DDM runs first ever cruise disaster simulation exercise
The Exercise, code named "Operation: Tropic Hit", surrounded the scenario of a cruise vessel in distress with over one hundred passengers on board that were sick and injured and needed to disembark the vessel for further evaluation or treatment. Causality was also included.
According to a press release from Government Information Service (GIS), the scenario tested the recently drafted procedures for managing cruise disasters and evaluated the Territory's emergency response and interagency communication in response to such a disaster.
“Consultant Mr. Paul Saunders, a Disaster Risk Management Specialist at DHP Caribbean Ltd. in Trinidad and Tobago, facilitated the exercise which also served to examine the use of the incident command system, local support available to impacted vessels, border control, managing environmental impacts, communication, handling the media and management of external assistance,” it stated.

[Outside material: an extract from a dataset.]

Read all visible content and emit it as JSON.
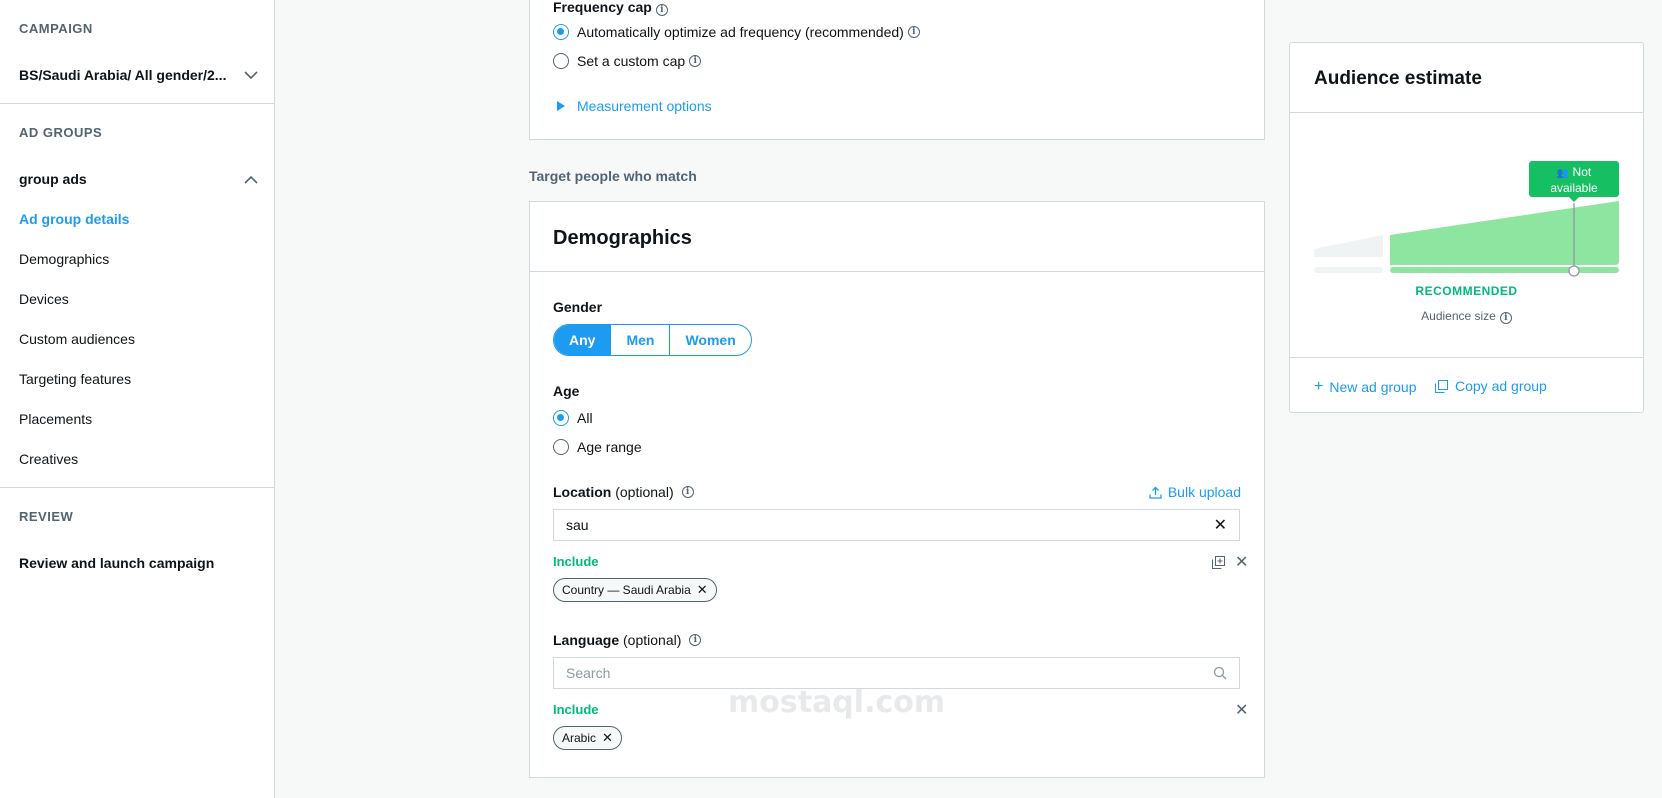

The release added that prior to the exercise, Mr. Saunders had said “this exercise will not only further train the emergency responders and test their plans, but will serve to bring greater awareness to the marine community towards the need for developing and testing their emergency plans as well.” He continued by saying, ”This exercise is part of an initiative to ensure that adequate plans and procedures are in place to address all possible hazards that can impact the Territory and that the critical resources are available to ensure that there is a good response.”
Among the evaluators and numerous participants were two (2) overseas observers. Superintendent Elliott Forbes of the Royal Anguilla Police Force and Ms. Melissa Meade, Director of Anguilla’s Department of Disaster Management who observed the entire exercise with the intention of conducting a similar exercise in Anguilla during the coming months.
In her comments about the exercise Ms. Meade stated, “After witnessing this exercise, I am now very excited to go back to Anguilla and to ensure that the appropriate procedures and guidelines involving pleasure yachts and large scale passenger marine vessels transiting our waters are developed and implemented. We too have identified that we may not be able to prevent an incident from occurring but with combined efforts and a high level of preparedness will aid in averting a catastrophe.”
After the simulation exercise, a debriefing was held at the conference room at the DDM between all agencies that participated for further evaluation and discussion.
Some forty (40) persons served as volunteers for the exercise including teenagers, adults, and persons speaking more than one language. Each volunteer was given a role to dramatize during the exercise which they all agreed was a “very good” exercise. During a post-mortem exercise, volunteers were given the opportunity to discuss with the coordinators their observations and even made recommendations.
This exercise came out of a project in 2012 which developed standardised procedures and guidelines for managing incidents involving large marine vessels. Funding for its development came from the Comprehensive Disaster Management Harmonization Implementation (CDM HIP) Programme which is implemented by the Caribbean Disaster Emergency Agency (CDEMA) and various donor partners including UKAID from the Department of International Development; and financial support for the exercise was provided for under the Government of Italy’s “Enhancing Resilience to Reduce Vulnerability in the Caribbean Region” project.
It was also said that the need for the Virgin Islands to be well prepared to respond to incidents regarding cruise disasters stemmed from the sinking of the Costa Concordia off Tuscany, Italy on January 13, 2012.